Bessemer Cutoff Jefferson County Circuit Court Judge David Carpenter on Wednesday vacated the life sentence of Gast, 37, of Hueytown. The judge re-sentenced Gast to the time – about 20 years - he had already served and ordered him released from the Alabama Department of Corrections' Fountain Correctional Center in Atmore.

Carpenter on Thursday amended his order to re-sentence Gast to 20 years in prison, split time served, and ordered Gast's release. The prison system released Gast about 12:30 p.m. Thursday from the county jail in Bessemer where he had been brought for the hearing, his attorney said.

Prosecutors did not oppose the request by Gast's attorney for his release, according to court documents.
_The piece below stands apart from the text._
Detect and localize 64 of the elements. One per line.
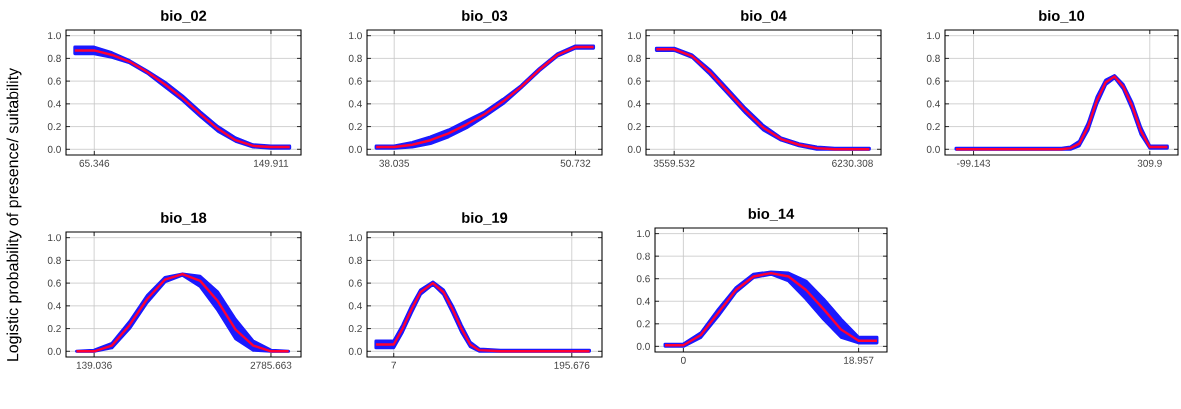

Gast was 15 and allegedly a member in the Gangster Disciples street gang when he was arrested for the Feb. 8, 1992 deaths of Mollan Allen Eakes, 15, and Kevin Eugene Duncan, 14. Gast pleaded guilty to one count of murder and one count of attempted murder related to an attack on a girl. Two other teens also were convicted in connection with the murders.

Gast's attorney, Tommy Spina, in May had asked the court to vacate the life sentence against Gast.

"We are very grateful for the relief afforded Mr. Gast," Spina said after Wednesday's hearing. "He has spent the last 20 years in prison. It was always contemplated, in negotiating his plea in 1994, that he would serve at least 15 years before he would be released. Today, the intent of the original plea agreement was met by the Order that was entered."

Spina argued in his motion that the U.S. Supreme Court in 2012 had ruled in another Alabama case that automatic life without the possibility of parole sentences for juveniles are unconstitutional. While Gast did have the possibility of parole, he had been turned down a number of times for parole, turning his life sentence into a "defacto" life without parole sentence.

Eakes' family had opposed Gast's efforts at parole in the past, according to a 2010 Fox6 News report.

Christopher Thrasher and Carvin Stargell, who also were teens at the time of the slayings, were sentenced to life without the possibility of parole.

In the past year both Thrasher and Stargell have tried, but have failed, to be resentenced under the Miller v. Alabama ruling.

Carpenter had originally agreed to re-sentence Stargell, but the Alabama Court of Criminal Appeals earlier this month reversed the judge's decision. The appeals court decision was based in part on its ruling earlier this year that inmates serving life without parole for crimes that happened when they were juveniles can't retroactively take advantage of the U.S. Supreme Court's ruling in Miller v. Alabama.

Eakes, 15, and Duncan, 14, were found dead in Shades Creek under an Alabama 150 bridge in Bessemer, on Feb. 9, 1992. Each had been repeatedly beaten in the head with a baseball bat and left to drown.

Prosecutors alleged that after the boys were killed, Thrasher, Stargell and Gast tried to kill a then 14-year-old girl - by beating her with the same bat - because she knew too much.

"Nathan was instrumental in saving (the girl's) life as he and I rode with the police till 2 am to point out where she had been left," Spina stated in an email. "When she was found she was still alive."

Updated at 2:05 p.m. July 3, 2014 to reflect Gast's release and judge's amended order. Updated again at 6:10 p.m. July 3 with comment from Spina regarding Gast's help in saving the girl.